Hi
When we initially migrated from Android Device Administrator to Android Enterprise we came across an issue with user enrolment in fully managed mode.
If the device the user had just factory reset was the same device they previously used for MFA then they could not complete MFA on said device (too early in device boot process to receive a text or an app prompt)
Microsoft gave us two options at that point
Exclude the user from MFA during enrolment.
Ask the user to MFA using an alternative device
We chose option 1 and excluded users from our current CA policy during enrolment.
This CA policy provides to controls
MFA required
Require device to be marked as compliant.
We were not too concerned about the device compliance as if a device was non compliant removing the user from the CA exclusion would ensure the device would have to be made compliant or users would lose access to company resources.
This was never an ideal situation but its what we had at the time.

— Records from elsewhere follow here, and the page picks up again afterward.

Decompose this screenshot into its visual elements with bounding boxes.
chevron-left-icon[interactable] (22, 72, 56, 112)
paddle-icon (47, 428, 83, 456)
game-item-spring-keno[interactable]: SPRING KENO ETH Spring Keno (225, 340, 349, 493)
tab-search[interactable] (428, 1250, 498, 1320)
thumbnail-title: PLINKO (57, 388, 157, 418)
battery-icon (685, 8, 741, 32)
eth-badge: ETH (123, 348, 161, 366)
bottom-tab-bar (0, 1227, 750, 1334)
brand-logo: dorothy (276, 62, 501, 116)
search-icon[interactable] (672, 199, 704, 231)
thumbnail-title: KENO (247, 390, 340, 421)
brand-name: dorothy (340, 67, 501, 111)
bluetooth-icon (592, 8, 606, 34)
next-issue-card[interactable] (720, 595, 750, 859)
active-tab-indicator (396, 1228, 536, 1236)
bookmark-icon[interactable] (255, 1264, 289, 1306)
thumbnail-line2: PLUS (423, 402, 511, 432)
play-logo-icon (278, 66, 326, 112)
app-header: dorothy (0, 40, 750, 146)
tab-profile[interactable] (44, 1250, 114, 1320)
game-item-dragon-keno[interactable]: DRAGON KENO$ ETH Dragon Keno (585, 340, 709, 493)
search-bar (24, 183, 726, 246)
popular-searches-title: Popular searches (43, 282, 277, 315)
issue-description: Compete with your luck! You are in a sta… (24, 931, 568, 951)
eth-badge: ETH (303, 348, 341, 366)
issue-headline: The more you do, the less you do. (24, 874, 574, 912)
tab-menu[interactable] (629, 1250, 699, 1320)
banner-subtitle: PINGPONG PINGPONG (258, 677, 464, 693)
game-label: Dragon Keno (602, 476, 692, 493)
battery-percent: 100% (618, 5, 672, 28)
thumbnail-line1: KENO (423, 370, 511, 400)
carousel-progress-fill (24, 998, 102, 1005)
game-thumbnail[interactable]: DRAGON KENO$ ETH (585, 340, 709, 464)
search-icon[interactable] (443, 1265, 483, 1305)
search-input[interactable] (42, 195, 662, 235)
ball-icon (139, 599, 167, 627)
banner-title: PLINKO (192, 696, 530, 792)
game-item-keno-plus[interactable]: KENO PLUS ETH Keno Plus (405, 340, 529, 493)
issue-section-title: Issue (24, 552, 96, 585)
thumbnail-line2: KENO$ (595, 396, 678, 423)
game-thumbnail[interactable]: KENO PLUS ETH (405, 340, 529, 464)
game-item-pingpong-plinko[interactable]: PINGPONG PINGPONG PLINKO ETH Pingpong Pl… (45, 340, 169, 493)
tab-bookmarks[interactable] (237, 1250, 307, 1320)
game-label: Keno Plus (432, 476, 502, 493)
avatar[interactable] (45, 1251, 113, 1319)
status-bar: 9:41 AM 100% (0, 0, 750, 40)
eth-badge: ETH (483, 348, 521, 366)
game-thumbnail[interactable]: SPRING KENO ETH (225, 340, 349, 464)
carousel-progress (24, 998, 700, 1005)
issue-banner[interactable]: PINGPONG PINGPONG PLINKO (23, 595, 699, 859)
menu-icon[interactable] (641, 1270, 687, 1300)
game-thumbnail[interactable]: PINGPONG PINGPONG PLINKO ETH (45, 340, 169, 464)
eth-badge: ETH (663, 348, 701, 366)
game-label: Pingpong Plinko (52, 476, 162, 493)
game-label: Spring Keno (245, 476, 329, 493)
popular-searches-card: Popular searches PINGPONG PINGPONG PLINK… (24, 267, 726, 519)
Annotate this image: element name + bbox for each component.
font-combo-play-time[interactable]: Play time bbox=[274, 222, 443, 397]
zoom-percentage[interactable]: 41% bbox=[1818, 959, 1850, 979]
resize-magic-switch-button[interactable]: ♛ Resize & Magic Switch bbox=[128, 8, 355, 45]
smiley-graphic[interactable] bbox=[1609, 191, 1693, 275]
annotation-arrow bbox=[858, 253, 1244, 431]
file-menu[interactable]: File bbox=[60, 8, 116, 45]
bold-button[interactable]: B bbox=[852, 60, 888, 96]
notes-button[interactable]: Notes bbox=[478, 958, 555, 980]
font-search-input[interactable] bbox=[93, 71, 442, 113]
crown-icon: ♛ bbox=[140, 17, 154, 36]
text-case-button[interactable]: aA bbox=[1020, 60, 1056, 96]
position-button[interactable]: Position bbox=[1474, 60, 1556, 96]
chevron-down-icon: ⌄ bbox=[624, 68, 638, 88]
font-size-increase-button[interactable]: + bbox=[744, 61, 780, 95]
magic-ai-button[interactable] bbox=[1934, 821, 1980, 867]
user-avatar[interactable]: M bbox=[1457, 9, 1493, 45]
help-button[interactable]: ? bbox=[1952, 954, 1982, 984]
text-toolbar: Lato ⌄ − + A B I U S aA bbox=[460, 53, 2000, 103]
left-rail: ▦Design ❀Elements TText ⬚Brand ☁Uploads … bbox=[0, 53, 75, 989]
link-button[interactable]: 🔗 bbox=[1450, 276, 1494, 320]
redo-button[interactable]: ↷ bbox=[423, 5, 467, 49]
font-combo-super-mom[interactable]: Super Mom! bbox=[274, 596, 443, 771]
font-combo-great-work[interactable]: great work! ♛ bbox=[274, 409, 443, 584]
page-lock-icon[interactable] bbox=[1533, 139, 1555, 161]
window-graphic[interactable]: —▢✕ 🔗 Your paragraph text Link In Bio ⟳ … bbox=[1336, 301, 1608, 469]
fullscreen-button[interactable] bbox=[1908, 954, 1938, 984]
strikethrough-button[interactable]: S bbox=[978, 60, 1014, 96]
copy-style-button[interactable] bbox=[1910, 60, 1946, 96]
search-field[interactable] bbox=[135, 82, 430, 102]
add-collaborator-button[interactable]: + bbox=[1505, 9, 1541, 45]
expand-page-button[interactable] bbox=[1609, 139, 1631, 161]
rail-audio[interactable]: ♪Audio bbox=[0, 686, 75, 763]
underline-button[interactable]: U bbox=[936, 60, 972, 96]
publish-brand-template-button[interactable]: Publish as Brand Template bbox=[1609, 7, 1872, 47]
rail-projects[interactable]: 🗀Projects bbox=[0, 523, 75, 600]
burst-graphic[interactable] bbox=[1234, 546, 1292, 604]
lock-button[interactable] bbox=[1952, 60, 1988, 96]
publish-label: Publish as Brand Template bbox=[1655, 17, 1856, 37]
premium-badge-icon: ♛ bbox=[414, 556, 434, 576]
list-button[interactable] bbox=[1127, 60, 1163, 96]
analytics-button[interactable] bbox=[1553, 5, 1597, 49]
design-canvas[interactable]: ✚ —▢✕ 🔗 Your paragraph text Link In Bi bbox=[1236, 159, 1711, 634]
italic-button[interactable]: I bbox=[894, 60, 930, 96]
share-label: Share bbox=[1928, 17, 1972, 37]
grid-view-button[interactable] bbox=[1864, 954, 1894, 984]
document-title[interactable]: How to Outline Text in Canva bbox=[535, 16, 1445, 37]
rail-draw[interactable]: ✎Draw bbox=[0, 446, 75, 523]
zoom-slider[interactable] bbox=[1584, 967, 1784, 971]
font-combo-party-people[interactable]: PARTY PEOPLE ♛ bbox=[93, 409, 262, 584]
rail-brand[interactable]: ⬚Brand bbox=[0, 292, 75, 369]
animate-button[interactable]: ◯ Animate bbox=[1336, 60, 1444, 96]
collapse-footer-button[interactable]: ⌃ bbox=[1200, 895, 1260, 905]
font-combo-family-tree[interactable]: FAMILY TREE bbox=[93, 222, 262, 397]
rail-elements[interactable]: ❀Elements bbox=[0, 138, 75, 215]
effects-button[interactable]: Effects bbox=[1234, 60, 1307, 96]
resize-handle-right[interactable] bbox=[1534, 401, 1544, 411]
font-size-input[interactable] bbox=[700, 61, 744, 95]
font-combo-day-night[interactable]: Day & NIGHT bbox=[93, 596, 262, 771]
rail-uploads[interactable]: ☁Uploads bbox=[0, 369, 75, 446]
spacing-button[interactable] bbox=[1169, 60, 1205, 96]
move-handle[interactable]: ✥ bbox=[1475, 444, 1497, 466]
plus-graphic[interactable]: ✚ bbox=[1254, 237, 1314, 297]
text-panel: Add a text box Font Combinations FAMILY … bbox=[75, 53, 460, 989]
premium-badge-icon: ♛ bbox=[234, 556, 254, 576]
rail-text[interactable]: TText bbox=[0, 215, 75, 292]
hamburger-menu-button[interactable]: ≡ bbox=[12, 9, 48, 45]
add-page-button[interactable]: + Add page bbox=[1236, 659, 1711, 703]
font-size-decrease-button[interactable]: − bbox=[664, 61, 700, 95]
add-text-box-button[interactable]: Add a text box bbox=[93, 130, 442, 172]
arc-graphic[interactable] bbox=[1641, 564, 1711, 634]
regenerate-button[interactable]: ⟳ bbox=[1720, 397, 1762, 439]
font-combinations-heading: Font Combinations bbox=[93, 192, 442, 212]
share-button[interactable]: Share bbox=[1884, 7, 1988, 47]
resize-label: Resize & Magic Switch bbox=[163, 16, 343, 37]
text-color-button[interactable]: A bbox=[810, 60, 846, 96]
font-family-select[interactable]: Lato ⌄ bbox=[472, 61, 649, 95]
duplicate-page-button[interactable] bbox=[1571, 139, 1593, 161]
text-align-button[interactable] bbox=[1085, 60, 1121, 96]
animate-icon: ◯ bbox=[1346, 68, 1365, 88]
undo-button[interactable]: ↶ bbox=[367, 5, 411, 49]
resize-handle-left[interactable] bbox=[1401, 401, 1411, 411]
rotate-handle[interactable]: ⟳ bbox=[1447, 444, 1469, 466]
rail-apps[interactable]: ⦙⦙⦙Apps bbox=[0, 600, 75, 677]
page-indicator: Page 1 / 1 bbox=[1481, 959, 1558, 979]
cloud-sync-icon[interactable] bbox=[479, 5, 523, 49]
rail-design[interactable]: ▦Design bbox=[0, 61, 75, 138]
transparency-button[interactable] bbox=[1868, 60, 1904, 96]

Microsoft have attempted to address this situation by adding suggesting that we exclude the following cloud app from the CA policy 'intune enrolment'
I tested this and I still faced an MFA prompt during enrolment. I confirmed using whatif that no other CA policy was in affect for my user account. I did some technet deep diving and found that other users has experienced the same issue recently. They have been advised that they now need to exclude both 'Intune' AND 'Intune Enrolment' so that users can enrol without any MFA prompt.
I tested this and it works.
With our current CA policy granting both device marked as compliant and MFA then excluding 'Intune' from this does this mean this CA policy will no longer mark our devices as uncompliant and block access to resourced because we are excluding the cloud service 'intune'?